Thus spake the headline in Le Figaro by that paper’s Beijing correspondent Arnaud de le Grange, whose dispatch of 23 October runs goes a little something like this:
Le magazine Forbes a mis en parallèle la fortune de certains de ses hôtes du classement des 400 premières fortunes mondiales et les économies de plusieurs pays.
Au lieu de se payer châteaux en France, îlots paradisiaques dans les Caraïbes ou yachts de luxe à la 007, les plus hardis des milliardaires de la planète pourraient se mettre à acheter des États. Et si possible des pays englués dans une misère crasse, de manière à rendre service à l’humanité… Le magazine Forbes s’est ainsi amusé à mettre en parallèle la fortune de certains de ses hôtes du classement des 400 premières fortunes mondiales et les économies de plusieurs pays. Le plus riche des Américains, Bill Gates, avec ses 50 milliards de dollars, peut toiser les PIB de 140 pays de la planète. Même des «petits budgets» comme Gary Magness, qui a fait fortune dans l’eau au Colorado, avec ses 990 millions de dollars, pourraient s’offrir le Vanuatu. Le fondateur d’eBay, Pierre Omidyar, avec sa fortune de 5,5 milliards de dollars, pourrait contrôler le marché somalien. Et, malgré la perte de quelque 10 milliards de dollars dans la dernière tempête économique mondiale, Warren Buffett aurait encore de quoi acheter la Corée du Nord, dont l’économie ne pèse pas plus de 40 milliards de dollars. Pour l’offrir ensuite à Barack Obama ?
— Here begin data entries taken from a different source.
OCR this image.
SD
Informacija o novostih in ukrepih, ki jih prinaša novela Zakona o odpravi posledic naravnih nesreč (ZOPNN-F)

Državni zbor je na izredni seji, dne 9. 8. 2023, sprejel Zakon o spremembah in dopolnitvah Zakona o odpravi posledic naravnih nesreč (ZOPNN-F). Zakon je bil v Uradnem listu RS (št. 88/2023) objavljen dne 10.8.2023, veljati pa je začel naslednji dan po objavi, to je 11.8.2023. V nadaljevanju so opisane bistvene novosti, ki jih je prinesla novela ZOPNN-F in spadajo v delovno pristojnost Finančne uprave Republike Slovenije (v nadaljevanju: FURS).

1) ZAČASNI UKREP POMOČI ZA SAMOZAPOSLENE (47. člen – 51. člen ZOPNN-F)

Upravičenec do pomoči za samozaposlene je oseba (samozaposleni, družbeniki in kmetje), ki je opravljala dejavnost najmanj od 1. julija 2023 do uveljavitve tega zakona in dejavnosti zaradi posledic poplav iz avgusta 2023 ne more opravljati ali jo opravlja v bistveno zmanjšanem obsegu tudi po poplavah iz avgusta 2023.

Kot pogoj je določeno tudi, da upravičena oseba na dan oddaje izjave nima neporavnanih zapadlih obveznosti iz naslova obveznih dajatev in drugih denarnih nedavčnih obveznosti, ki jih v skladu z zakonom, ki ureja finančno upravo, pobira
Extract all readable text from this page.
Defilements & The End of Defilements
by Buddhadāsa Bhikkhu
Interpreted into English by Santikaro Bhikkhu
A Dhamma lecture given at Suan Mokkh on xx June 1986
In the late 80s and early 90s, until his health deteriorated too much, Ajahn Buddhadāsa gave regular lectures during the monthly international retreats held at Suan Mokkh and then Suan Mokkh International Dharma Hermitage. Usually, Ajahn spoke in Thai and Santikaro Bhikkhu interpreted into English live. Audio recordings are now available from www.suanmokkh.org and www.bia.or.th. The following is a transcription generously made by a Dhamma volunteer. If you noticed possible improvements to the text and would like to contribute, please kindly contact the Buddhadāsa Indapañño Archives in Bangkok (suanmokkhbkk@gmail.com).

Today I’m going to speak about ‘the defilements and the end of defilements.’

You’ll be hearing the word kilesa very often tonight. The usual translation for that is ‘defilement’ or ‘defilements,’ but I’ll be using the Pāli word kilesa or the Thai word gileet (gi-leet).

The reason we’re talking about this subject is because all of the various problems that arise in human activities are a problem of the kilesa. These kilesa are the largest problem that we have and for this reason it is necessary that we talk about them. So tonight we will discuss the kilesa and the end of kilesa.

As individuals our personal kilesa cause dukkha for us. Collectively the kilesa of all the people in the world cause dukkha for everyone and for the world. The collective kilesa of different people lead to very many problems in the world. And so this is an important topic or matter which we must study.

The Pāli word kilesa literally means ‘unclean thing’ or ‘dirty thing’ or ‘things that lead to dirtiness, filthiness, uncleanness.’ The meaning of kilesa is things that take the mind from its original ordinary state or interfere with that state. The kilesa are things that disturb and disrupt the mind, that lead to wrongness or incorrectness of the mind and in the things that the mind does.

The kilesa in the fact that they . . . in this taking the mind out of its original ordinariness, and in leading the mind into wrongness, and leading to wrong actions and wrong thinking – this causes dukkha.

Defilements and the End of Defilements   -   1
La Grange spins the Fortune magazine numbers thus: Bill Gates’ net worth exceeds the GDP of 140 nations; the founder of E-Bay could buy the entire Somalian economy, and Warren Buffet, in spite of losing 10 billion dollars in the global downturn, could still purchase the North Korean economy with his 40 billion dollars. I don’t know whether to call this innovative thinking or find the whole thing offensive. De La Grange, having been in the hothouse of Chinese capitalist economy for a few years now, has no compulsions about concluding his piece with the speculation that Warren Buffett, having bought North Korea, could then offer it up to Barack Obama. Take it as a lesson, perhaps, in how quickly the DPRK could be swallowed up in the world system if it were ever to implode. Or, casting aside the juche mentality, see it as a golden promise for prosperity that could be dispensed to Pyongyang from rich white men in Omaha, Nebraska, or on the shores of Lake Washington on Seattle’s East Side.
Adam,
I wouldn’t say that it is quite yet offensive, but it is downright silly. You just don’t (and of course can’t) buy a country based on a country’s GDP. Didn’t the South Korean government put out an estimate not too long ago saying the mineral resources alone in the DPRK are worth 5.4 trillion dollars, something like that? Try buying the DPRK Warren Buffett, yeah right.
Juche,
Certainly, the feasibility isn’t there in the least. On the mineral wealth, I recall reading the bullish Goldman-Sachs economic analysis of the DPRK’s economy, but haven’t seen the ROK government’s take on the issue. Certainly China is hoping to continue to tap the minerals of the North (unlike Warren Buffett, who, unlike Hyundai, I would assume has no interest in investing there at the moment).